By David Hudson with Joe VanHoose

Alfordsville, Indiana is a town of 112 people today, tucked in the southern swath of the state east of Interstate 69, west of U.S. Highway 231, and far away enough from either to enjoy much economic development. 

But this place is not insignificant. It is in the middle of a region that has lived and breathed high school basketball for decades. Thousands of basketball players and coaches have roots and connections to southwestern Indiana. Larry Bird grew up in nearby French Lick.

Bob Knight was slinging chairs just down the road in Bloomington. Steve Alford, an Indiana icon, perfected what would become a championship-winning jump shot in New Castle. Before becoming an All-American, Calbert Cheaney was starring in Evansville.
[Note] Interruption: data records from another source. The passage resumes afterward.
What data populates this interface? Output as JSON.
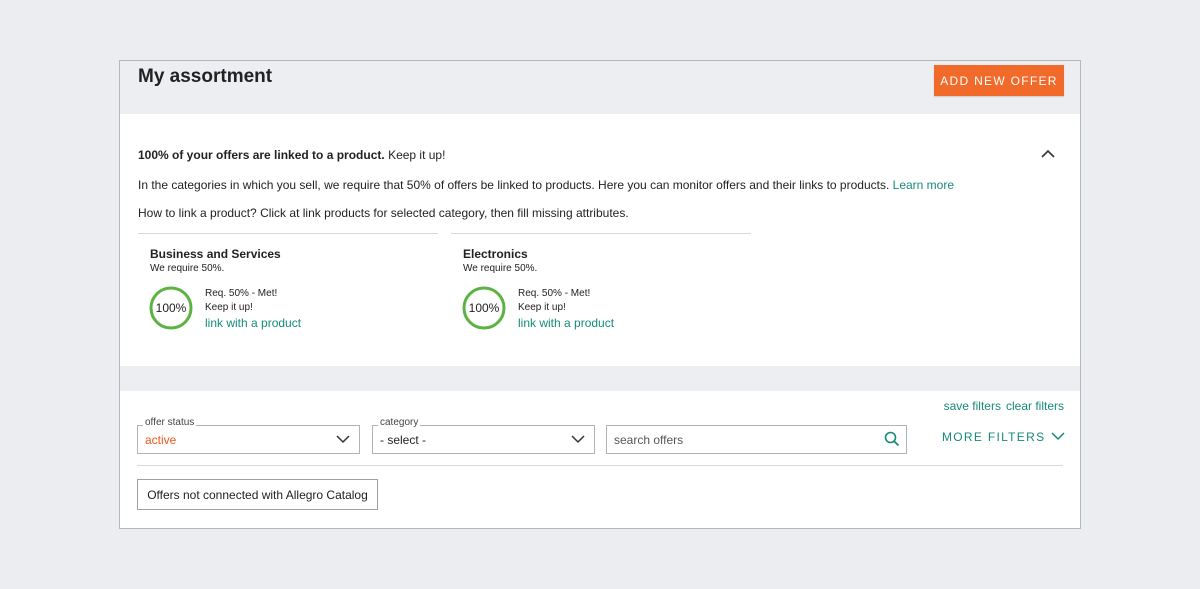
{
  "header": {
    "title": "My assortment",
    "add_offer_label": "ADD NEW OFFER"
  },
  "info": {
    "headline_bold": "100% of your offers are linked to a product.",
    "headline_rest": " Keep it up!",
    "line1_text": "In the categories in which you sell, we require that 50% of offers be linked to products. Here you can monitor offers and their links to products. ",
    "learn_more": "Learn more",
    "line2_text": "How to link a product? Click at link products for selected category, then fill missing attributes."
  },
  "categories": [
    {
      "title": "Business and Services",
      "requirement": "We require 50%.",
      "percent_label": "100%",
      "progress": 1.0,
      "status": "Req. 50% - Met!",
      "encouragement": "Keep it up!",
      "link": "link with a product"
    },
    {
      "title": "Electronics",
      "requirement": "We require 50%.",
      "percent_label": "100%",
      "progress": 1.0,
      "status": "Req. 50% - Met!",
      "encouragement": "Keep it up!",
      "link": "link with a product"
    }
  ],
  "filters": {
    "save_filters": "save filters",
    "clear_filters": "clear filters",
    "offer_status": {
      "legend": "offer status",
      "value": "active"
    },
    "category": {
      "legend": "category",
      "value": "- select -"
    },
    "search": {
      "placeholder": "search offers"
    },
    "more_filters": "MORE FILTERS",
    "not_connected_button": "Offers not connected with Allegro Catalog"
  },
  "colors": {
    "accent": "#f16a29",
    "link": "#168a7a",
    "progress": "#5db342",
    "active_value": "#e8581c"
  }
}
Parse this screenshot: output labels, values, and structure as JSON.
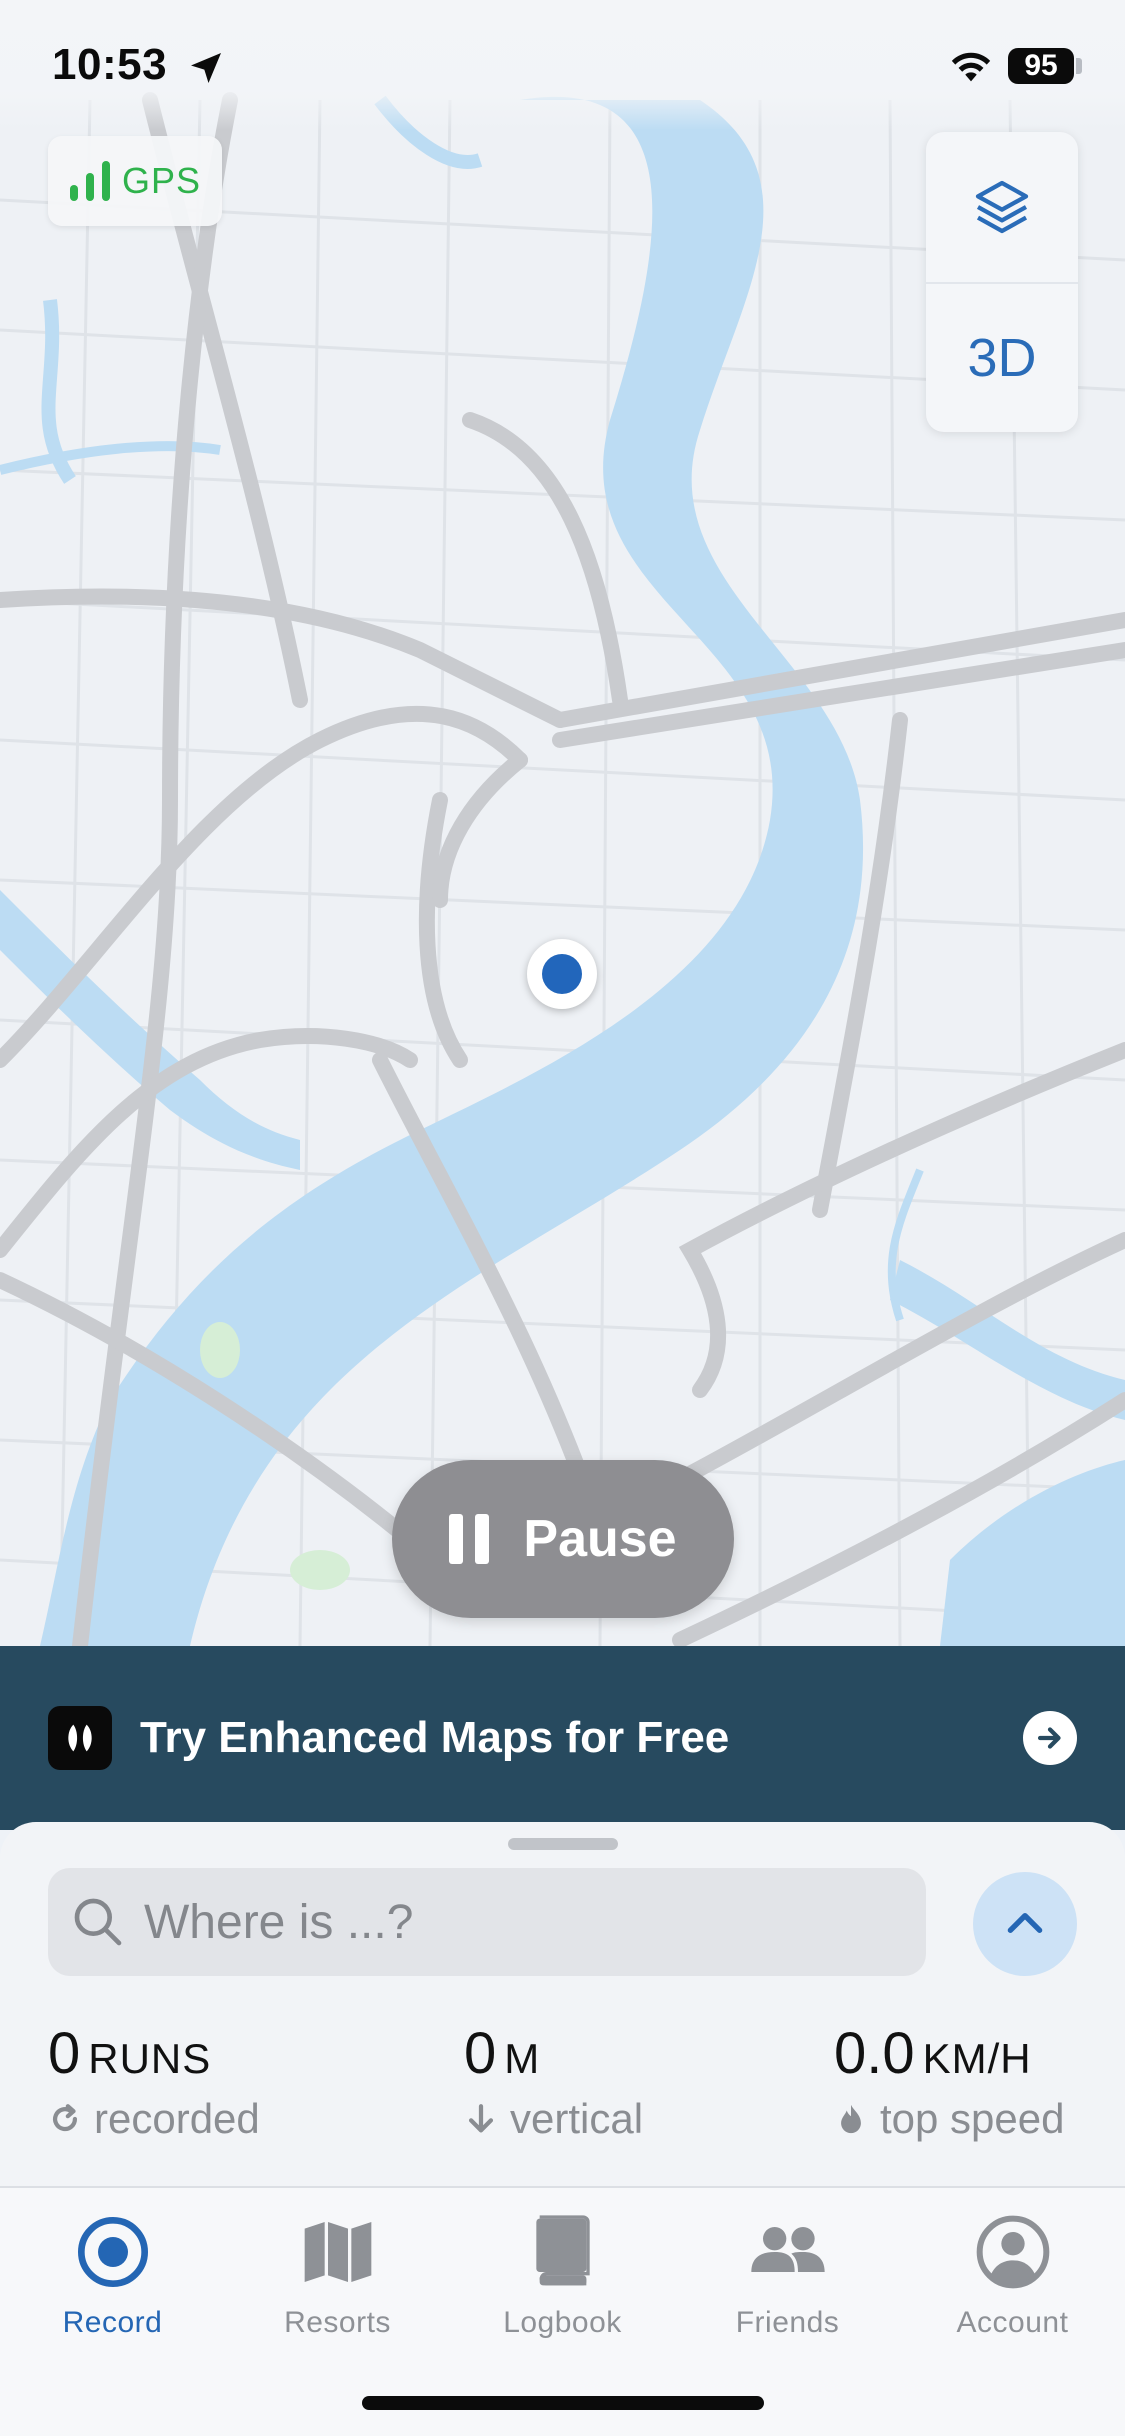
{
  "status_bar": {
    "time": "10:53",
    "battery": "95"
  },
  "map": {
    "gps_label": "GPS",
    "layers_icon": "layers-icon",
    "three_d_label": "3D",
    "colors": {
      "land": "#eef1f5",
      "water": "#bcdcf3",
      "road": "#c9cbcf",
      "location": "#2266bb"
    }
  },
  "pause_button": {
    "label": "Pause"
  },
  "banner": {
    "text": "Try Enhanced Maps for Free"
  },
  "search": {
    "placeholder": "Where is ...?"
  },
  "stats": {
    "runs": {
      "value": "0",
      "unit": "RUNS",
      "label": "recorded"
    },
    "vertical": {
      "value": "0",
      "unit": "M",
      "label": "vertical"
    },
    "speed": {
      "value": "0.0",
      "unit": "KM/H",
      "label": "top speed"
    }
  },
  "tabs": [
    {
      "label": "Record",
      "icon": "record-icon",
      "active": true
    },
    {
      "label": "Resorts",
      "icon": "map-icon",
      "active": false
    },
    {
      "label": "Logbook",
      "icon": "book-icon",
      "active": false
    },
    {
      "label": "Friends",
      "icon": "friends-icon",
      "active": false
    },
    {
      "label": "Account",
      "icon": "account-icon",
      "active": false
    }
  ],
  "accent_color": "#2466b4"
}
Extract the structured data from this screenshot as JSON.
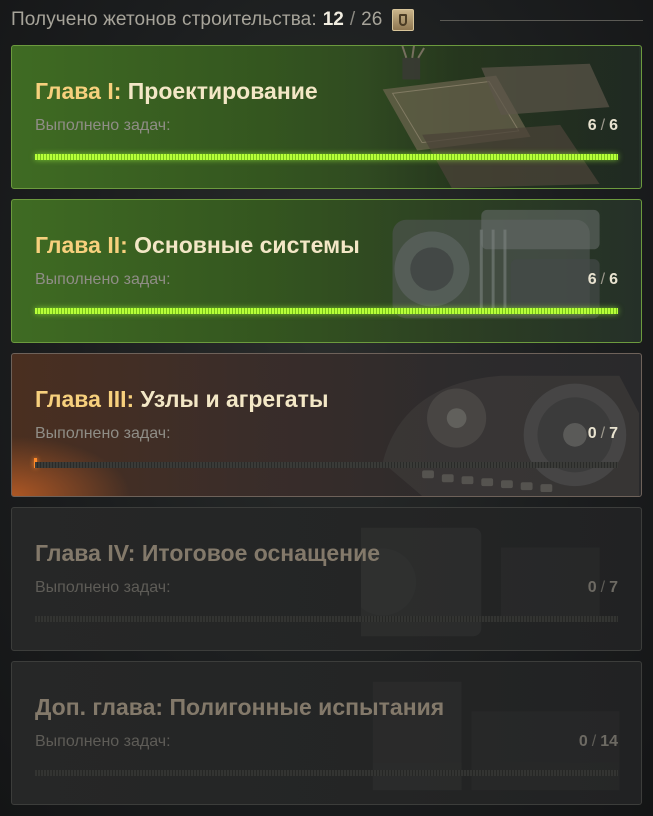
{
  "header": {
    "label": "Получено жетонов строительства:",
    "tokens_current": "12",
    "separator": "/",
    "tokens_total": "26",
    "token_icon": "construction-token-icon"
  },
  "chapters": [
    {
      "num": "Глава I:",
      "name": "Проектирование",
      "tasks_label": "Выполнено задач:",
      "done": "6",
      "total": "6",
      "progress": 1.0,
      "state": "completed",
      "art": "blueprints-desk"
    },
    {
      "num": "Глава II:",
      "name": "Основные системы",
      "tasks_label": "Выполнено задач:",
      "done": "6",
      "total": "6",
      "progress": 1.0,
      "state": "completed",
      "art": "engine"
    },
    {
      "num": "Глава III:",
      "name": "Узлы и агрегаты",
      "tasks_label": "Выполнено задач:",
      "done": "0",
      "total": "7",
      "progress": 0.0,
      "state": "active",
      "art": "tank-tracks"
    },
    {
      "num": "Глава IV:",
      "name": "Итоговое оснащение",
      "tasks_label": "Выполнено задач:",
      "done": "0",
      "total": "7",
      "progress": 0.0,
      "state": "locked",
      "art": "equipment"
    },
    {
      "num": "Доп. глава:",
      "name": "Полигонные испытания",
      "tasks_label": "Выполнено задач:",
      "done": "0",
      "total": "14",
      "progress": 0.0,
      "state": "locked",
      "art": "proving-ground"
    }
  ],
  "colors": {
    "completed_accent": "#b7ff3a",
    "active_accent": "#ff8a2a",
    "title_number": "#f7d07d"
  }
}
John Wooden, Jack Butcher, Junior Gee, Damon Bailey and the Zeller brothers have all lived with the passion of basketball in Southern Indiana.

The list is made up of famous players and coaches, national champions and Olympic gold medalists, many of whom played in the NBA. 

Clifford “Butch” Canary isn’t on the list. Playing for Alfordsville High School in the late 1950s, Canary never won any state basketball awards or state championship. There aren’t any old statues with his likeness or any old gyms with his jersey hanging from the rafters. 

David and D.J.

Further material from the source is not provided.